Majella is the queen of coping; she has developed a system of avoiding eye contact, she gladly relies on years-long joke exchanges orchestrated by her customers and coworkers, and she is clear about people explaining idioms and small-town customs to her as a needed relief. She is also coping with the world around her; her uncle “died for the cause”, her IRA-adjacent father disappeared years ago, her mother is lost in a haze of whiskey, and her beloved grandmother has recently been beaten to death.
It isn’t all bombings, beatings, and blackouts- I promise! Majella is a woman surrounded by the ever-present reminders of The Troubles, but she is a woman with a routine of contentment and comfort. The things that she finds comforting may not feel familiar or comforting to her peers or the reader, but Majella is at peace with her place in life. Sure, her drunken mother is bellowing at the bottom of the stairs, but Majella has her comfy duvet, a DVD box-set of Dallas, and a free nightly dinner that comes home with her after her shift at the chip shop.

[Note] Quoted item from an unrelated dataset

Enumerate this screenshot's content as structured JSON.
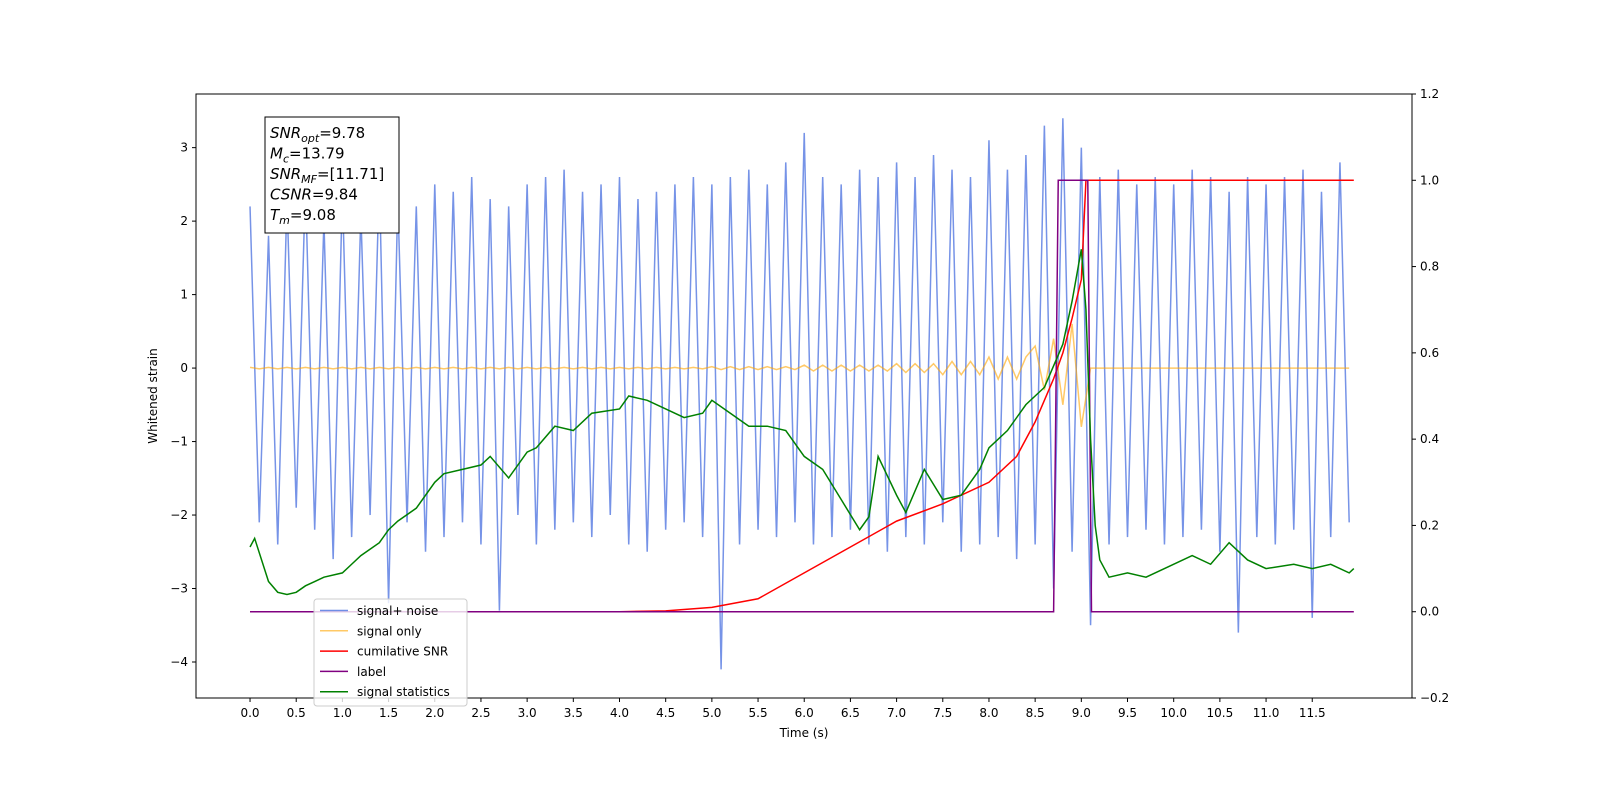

I need to know more. More about Majella, our narrator and list-maker, but more about Michelle Gallen in general! Her author bio mentions recovering from a debilitating brain injury in her twenties (same girl, same). Gallen describes herself as “non-neurotypical” (quotes for using her exact wording- NOT far casting doubt!) in regards to both the injury and to her overall makeup, and Majella makes great use of self-soothing rituals like rocking and flicking her fingers. In reviews, write-ups, and interviews I have found Gallen, interviewers, and reporters explicitly labeling Majella as autistic, but the term never arrives in or around the book. It’s easy to identify with Majella if her routines and needs feel familiar to you, but I am curious as to what a reader who has not experienced or witnessed these needs, ideas, and behaviors would think of Majella. I love seeing a story with an autistic main character that is not focused on autism and autism alone, but I wish it was bit easier for others to pick up this book and learn a bit more about Majella without having to don a detective’s cap.

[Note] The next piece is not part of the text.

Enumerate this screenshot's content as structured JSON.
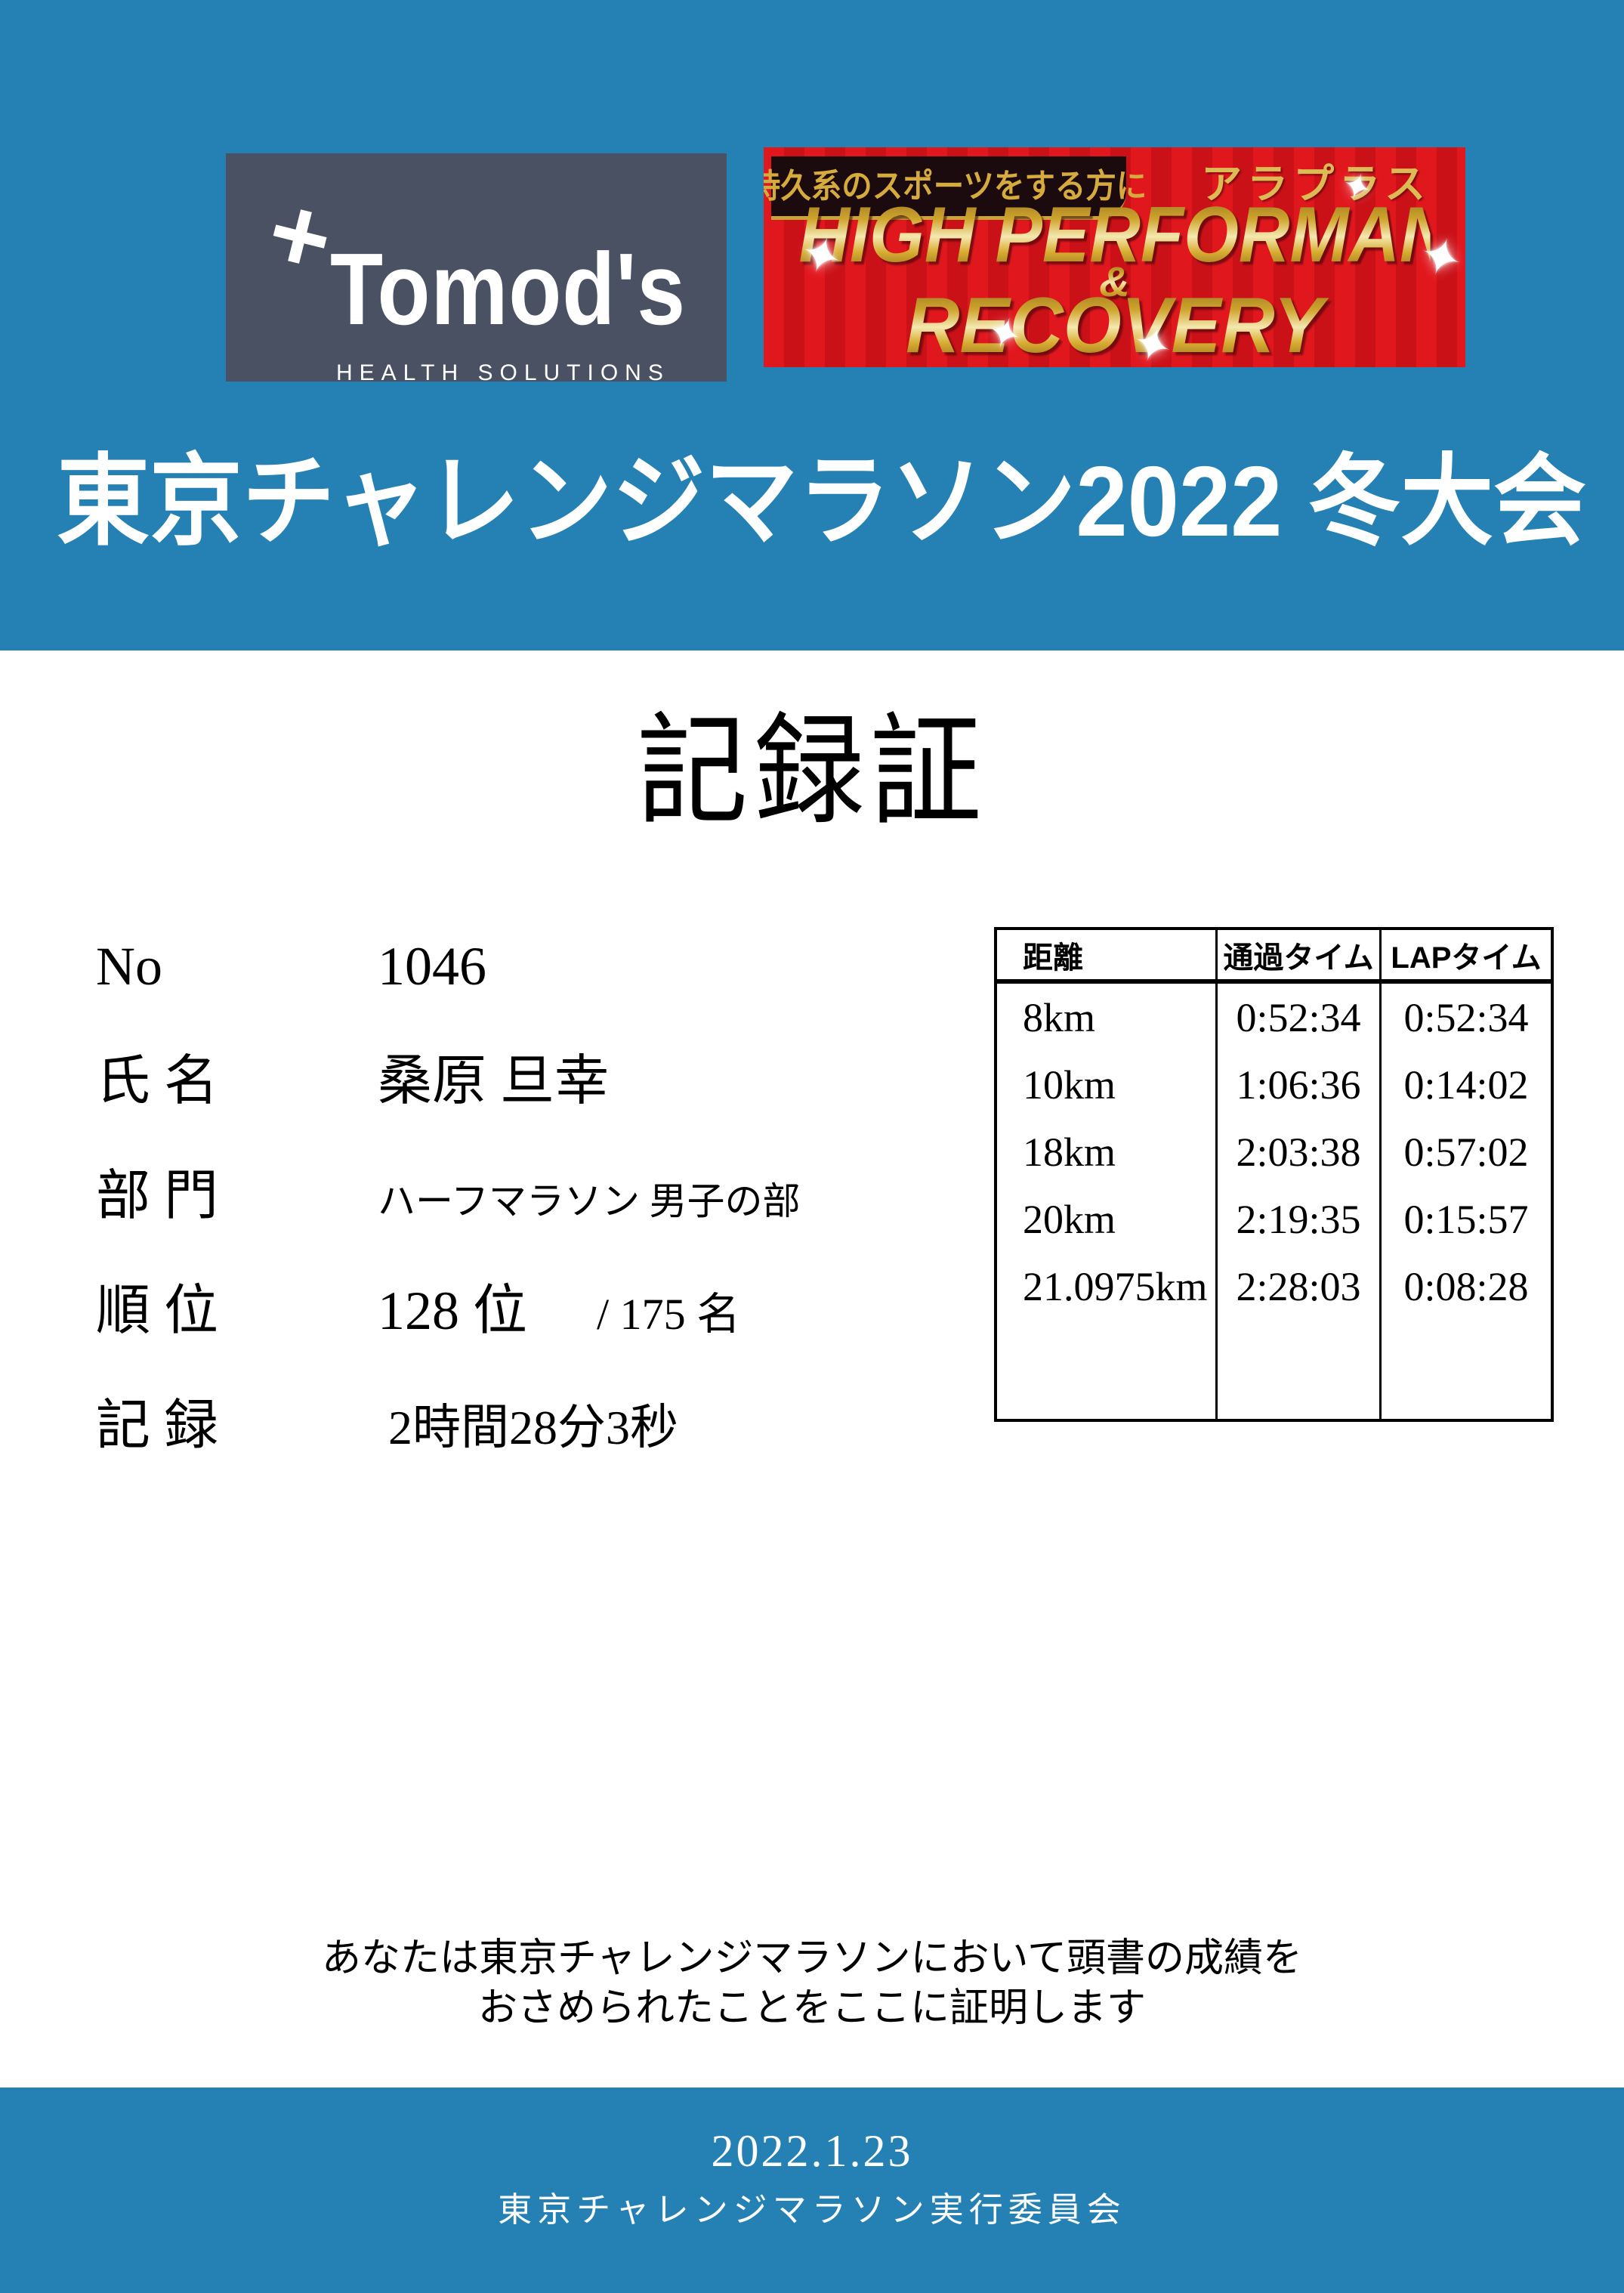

When I first sat down to type this review, I was sitting solidly in the “Three Star” camp. The more time I spend reading about Gallen, and the more thought I give to Majella’s experiences, the more I feel for both women and the more I appreciate this book. I think this book suffers from a bit of false advertising; the cover and reviews alike shout about comparisons to the (excellent) TV show Derry Girls, but the overall tone does not match that show at all. They both take place in Northern Ireland, they both have female protagonists, they both are still under the shadow of The Troubles, but similar outsides do not equal similar insides!
Majella is a woman with a routine, and I respect that. She works, she endures, she ignores, but she also enjoys, savors, and-in her own words- fucks. Majella knows who she is and what she wants. The rest of town can either see her as she is or stay the hell out of her way.